Environmental Systems Engineering, University of Regina, Saskatchewan, Canada.
Environmental Systems Engineering, University of Regina, Saskatchewan, Canada.
Waste Manag. 2019 Feb 1;84:129-140. doi: 10.1016/j.wasman.2018.11.038. Epub 2018 Nov 27.

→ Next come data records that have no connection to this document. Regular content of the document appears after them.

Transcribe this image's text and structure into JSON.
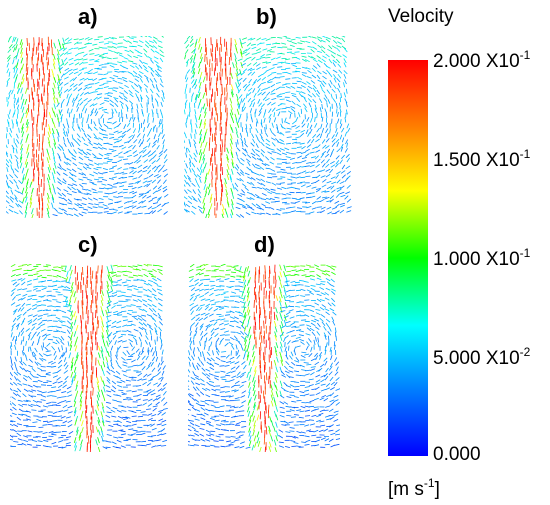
{
  "panels": [
    {
      "label": "a)",
      "layout": "side"
    },
    {
      "label": "b)",
      "layout": "side"
    },
    {
      "label": "c)",
      "layout": "center"
    },
    {
      "label": "d)",
      "layout": "center"
    }
  ],
  "colorbar": {
    "title": "Velocity",
    "ticks": [
      {
        "mant": "2.000",
        "base": "X10",
        "exp": "-1"
      },
      {
        "mant": "1.500",
        "base": "X10",
        "exp": "-1"
      },
      {
        "mant": "1.000",
        "base": "X10",
        "exp": "-1"
      },
      {
        "mant": "5.000",
        "base": "X10",
        "exp": "-2"
      },
      {
        "mant": "0.000",
        "base": "",
        "exp": ""
      }
    ],
    "units_pre": "[m s",
    "units_exp": "-1",
    "units_post": "]",
    "colors": [
      "#ff0000",
      "#ff8000",
      "#ffff00",
      "#00ff00",
      "#00ffff",
      "#0080ff",
      "#0000ff"
    ]
  }
}
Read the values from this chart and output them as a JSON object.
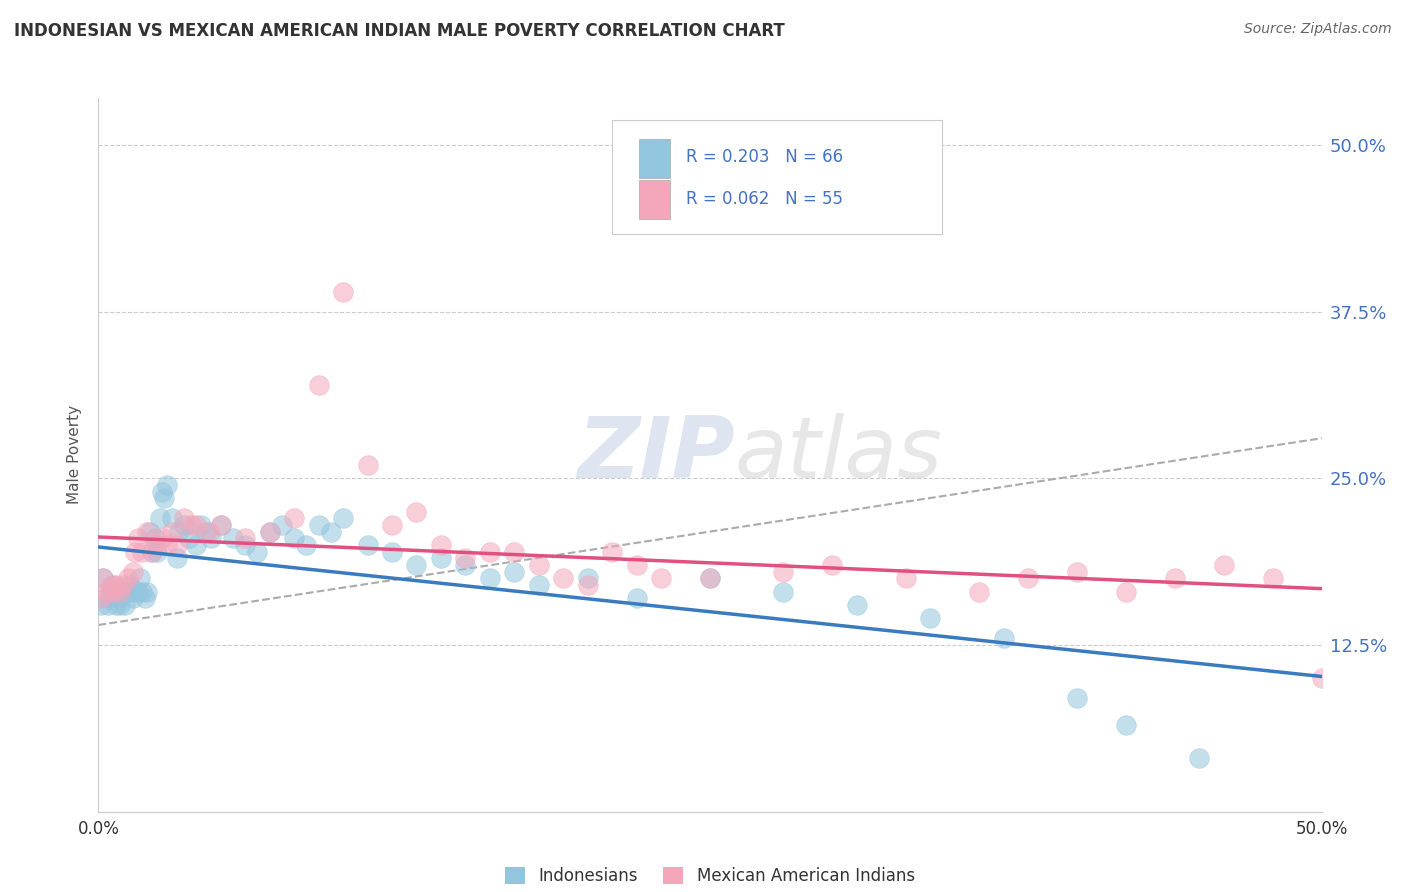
{
  "title": "INDONESIAN VS MEXICAN AMERICAN INDIAN MALE POVERTY CORRELATION CHART",
  "source": "Source: ZipAtlas.com",
  "ylabel": "Male Poverty",
  "xlim": [
    0.0,
    0.5
  ],
  "ylim": [
    0.0,
    0.535
  ],
  "ytick_labels": [
    "12.5%",
    "25.0%",
    "37.5%",
    "50.0%"
  ],
  "ytick_values": [
    0.125,
    0.25,
    0.375,
    0.5
  ],
  "legend_text1": "R = 0.203   N = 66",
  "legend_text2": "R = 0.062   N = 55",
  "color_indonesian": "#92c5de",
  "color_mexican": "#f4a6ba",
  "color_line_indonesian": "#3a7abf",
  "color_line_mexican": "#e05080",
  "color_dash": "#aaaaaa",
  "watermark_zip": "ZIP",
  "watermark_atlas": "atlas",
  "indonesian_x": [
    0.001,
    0.002,
    0.003,
    0.004,
    0.005,
    0.006,
    0.007,
    0.008,
    0.009,
    0.01,
    0.011,
    0.012,
    0.013,
    0.014,
    0.015,
    0.016,
    0.017,
    0.018,
    0.019,
    0.02,
    0.021,
    0.022,
    0.023,
    0.024,
    0.025,
    0.026,
    0.027,
    0.028,
    0.03,
    0.032,
    0.033,
    0.035,
    0.037,
    0.04,
    0.042,
    0.044,
    0.046,
    0.05,
    0.055,
    0.06,
    0.065,
    0.07,
    0.075,
    0.08,
    0.085,
    0.09,
    0.095,
    0.1,
    0.11,
    0.12,
    0.13,
    0.14,
    0.15,
    0.16,
    0.17,
    0.18,
    0.2,
    0.22,
    0.25,
    0.28,
    0.31,
    0.34,
    0.37,
    0.4,
    0.42,
    0.45
  ],
  "indonesian_y": [
    0.155,
    0.175,
    0.16,
    0.155,
    0.165,
    0.17,
    0.155,
    0.16,
    0.155,
    0.165,
    0.155,
    0.165,
    0.17,
    0.16,
    0.165,
    0.165,
    0.175,
    0.165,
    0.16,
    0.165,
    0.21,
    0.195,
    0.205,
    0.195,
    0.22,
    0.24,
    0.235,
    0.245,
    0.22,
    0.19,
    0.21,
    0.215,
    0.205,
    0.2,
    0.215,
    0.21,
    0.205,
    0.215,
    0.205,
    0.2,
    0.195,
    0.21,
    0.215,
    0.205,
    0.2,
    0.215,
    0.21,
    0.22,
    0.2,
    0.195,
    0.185,
    0.19,
    0.185,
    0.175,
    0.18,
    0.17,
    0.175,
    0.16,
    0.175,
    0.165,
    0.155,
    0.145,
    0.13,
    0.085,
    0.065,
    0.04
  ],
  "mexican_x": [
    0.001,
    0.002,
    0.003,
    0.005,
    0.006,
    0.007,
    0.009,
    0.01,
    0.012,
    0.014,
    0.015,
    0.016,
    0.018,
    0.02,
    0.022,
    0.024,
    0.026,
    0.028,
    0.03,
    0.032,
    0.035,
    0.038,
    0.04,
    0.045,
    0.05,
    0.06,
    0.07,
    0.08,
    0.09,
    0.1,
    0.11,
    0.12,
    0.13,
    0.14,
    0.15,
    0.16,
    0.18,
    0.2,
    0.22,
    0.25,
    0.28,
    0.3,
    0.33,
    0.36,
    0.38,
    0.4,
    0.42,
    0.44,
    0.46,
    0.48,
    0.5,
    0.17,
    0.19,
    0.21,
    0.23
  ],
  "mexican_y": [
    0.16,
    0.175,
    0.165,
    0.17,
    0.165,
    0.17,
    0.165,
    0.17,
    0.175,
    0.18,
    0.195,
    0.205,
    0.195,
    0.21,
    0.195,
    0.2,
    0.205,
    0.2,
    0.21,
    0.2,
    0.22,
    0.215,
    0.215,
    0.21,
    0.215,
    0.205,
    0.21,
    0.22,
    0.32,
    0.39,
    0.26,
    0.215,
    0.225,
    0.2,
    0.19,
    0.195,
    0.185,
    0.17,
    0.185,
    0.175,
    0.18,
    0.185,
    0.175,
    0.165,
    0.175,
    0.18,
    0.165,
    0.175,
    0.185,
    0.175,
    0.1,
    0.195,
    0.175,
    0.195,
    0.175
  ]
}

Efficient and effective solid waste management requires sufficient ability to predict the operational capacity of a system correctly. Waste prediction models have been widely studied and these models are always being challenged to perform more accurately. Unlike waste prediction models for mixed wastes, variables for yard waste are time sensitive and the effects of lag must be explicitly considered. This study is the first to specifically look at lag times relating to variables that attempt to predict municipal yard waste generation using machine learning approaches. Weekly averaged climatic and socio-economic variables are screened through correlation analysis and the significant variables are then used to develop yard waste models. These models then utilize artificial neural networks (ANN) where the variables are time lagged for a different number of weeks. This helps to realize a reduction in the error of the predicted weekly yard waste generation. Optimal lag times for each model varied from 1 to 11 weeks. The best model used both the ambient air temperature and population variables, in an ANN model with 3 layers, 11 neurons in the hidden layer, and an optimal lag time of 1 week. A mean absolute percentage error of 18.72% was obtained during the testing stage. One model saw a 55.4% decrease in the mean squared error at training, showing the value of lag time on the accuracy of weekly yard waste prediction models.
高效、有效的固体废物管理需要有足够的能力正确预测系统的运行能力。废物预测模型已经得到了广泛的研究,这些模型总是在不断地挑战,以提高其预测的准确性。与混合废物的废物预测模型不同,庭院废物的变量对时间敏感,必须明确考虑滞后的影响。本研究首次专门研究与变量相关的滞后时间,这些变量试图使用机器学习方法来预测城市庭院废物的产生。通过相关分析筛选每周平均气候和社会经济变量,然后使用显著变量来开发庭院废物模型。然后,这些模型利用人工神经网络 (ANN) 将变量滞后不同的周数。这有助于减少预测每周庭院废物产生的误差。每个模型的最佳滞后时间从 1 周到 11 周不等。最佳模型使用环境空气温度和人口变量,在具有 3 层、隐藏层 11 个神经元和最佳滞后时间为 1 周的 ANN 模型中。在测试阶段,获得了 18.72%的平均绝对百分比误差。一个模型在训练时的均方误差降低了 55.4%,这表明滞后时间对每周庭院废物预测模型准确性的价值。